Simon was on holiday with his husband when an earache turned into an ambulance trip to hospital and being put into an induced coma. Simon tells the story of his meningitis diagnosis and his long road to recovery
“In December 2015 we went away for a Christmas break to a holiday cottage in Herefordshire. I had been feeling ill for a few days with flu like symptoms.
“Whilst at the cottage I began to feel worse, my ear started to hurt a lot and I had a sore throat. We went to a local GP who prescribed ear drops for an ear infection.
“Later that day my neck started to ache, which I thought was down to poor pillows on the bed.
“That night, I began to feel sick and got up to make my way to the bathroom. I fell and hit my head on the sink causing a cut to my eyebrow. I went back to bed and lay down.
“I began talking nonsense and was sick. My husband thought I may have concussion from hitting my head. He managed to get me dressed and to the car to take me to Gloucester A & E.
“I was protesting and talking more nonsense. I kept trying to stop the car but eventually we got to the hospital. By this time I was finding it difficult to walk so I was put in a wheelchair and taken into A & E.
“By this time I was very disoriented and had started to do strange things like throw myself off the bed and take off my clothes as I was “too hot”.
“The doctor wanted to do some tests, but I was not cooperating and needed sedating. I was then put into an induced coma. After some initial scans and a lumbar puncture, the doctor suggested it might be meningitis and that they would start treating me with antibiotics.

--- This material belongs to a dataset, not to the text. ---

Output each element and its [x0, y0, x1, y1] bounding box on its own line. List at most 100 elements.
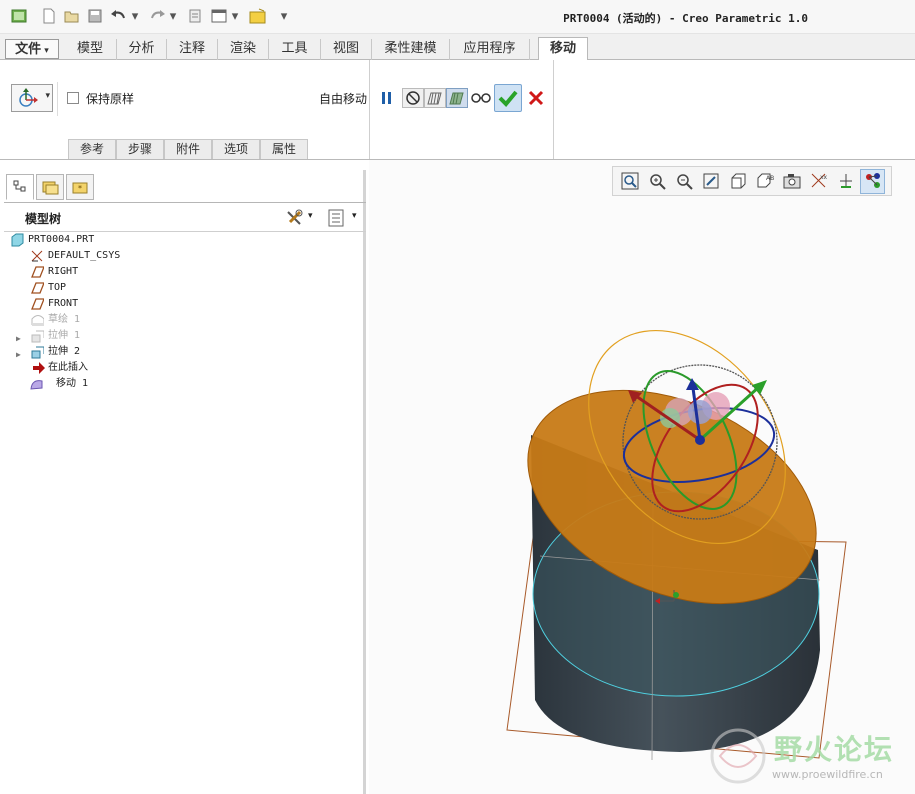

“I was transferred to Bristol Southmead hospital by blue lights, where further tests confirmed pneumococcal bacterial meningitis.
“My husband was told to get my family to visit as it was possible that I may not pull through.
“Whilst in the coma I had a stroke which disabled the left side of my body and affected my speech, we later discovered.
“I remained in Bristol hospital until early January receiving speech and physio therapies and was then transferred to Southampton, our home city at the time.
“I spent a month receiving support to eat and talk again, and I had treatments to relearn to walk and use my left arm.
“I was lucky to be transferred to Snowden Neuro Rehab hospital in Southampton. They focused on rehab in all areas of my needs. I had a full programme of physio, occupational and speech therapy.
“I also had sessions of neuropsychology to help me understand what had happened to me.
“Before being discharged in February ‘16 I noticed issues with my sight. This was later diagnosed as sight loss to my peripheral vision. I also had hearing loss in my left ear.
“Once back at home I had stroke rehabilitation team visits daily. They continued my physio and occupational therapy. When I could walk and use my arm to some degree, I then had weekly upper limb therapy sessions at a local health centre.
“They got me using my left arm through exercises and manipulation. I was told they had thought I might not get the use of my left arm back, but I did!
“In the spring I began working with Southampton Sensory Services to help me to manage my life with my new vision. This support was to last over two years!
“In June ‘16 I started a phased return to work. I was a nursery teacher running a local authority nursery class. It didn’t work out. I tried this again before the summer break, but again it didn’t work out.
“I was referred to have vocational therapy to see what my capacity for work was. After trying to return to work again on two occasions over the autumn term it was finally obvious that I was not going to be able to work.
“By Sept 2017 I was awarded ill heath retirement from teaching. I am unable to work full or even part time.
“I was lucky that my life was saved and that my new life was made possible by all the rehab teams that worked with me.
“I still live with sight and hearing loss. I suffer with ongoing fatigue and find busy environments can cause me visual overload and stress.
“We moved to Lincolnshire in 2021 and we are living the retired life, doing things we can and getting out and about on holidays.
“I have started a local community coffee morning every few months and volunteer for a few hours a week at the local village school, reading stories with the children, when I’m able.
“Meningitis changed my life. I’ve been lucky enough to survive it. I hope my story helps others.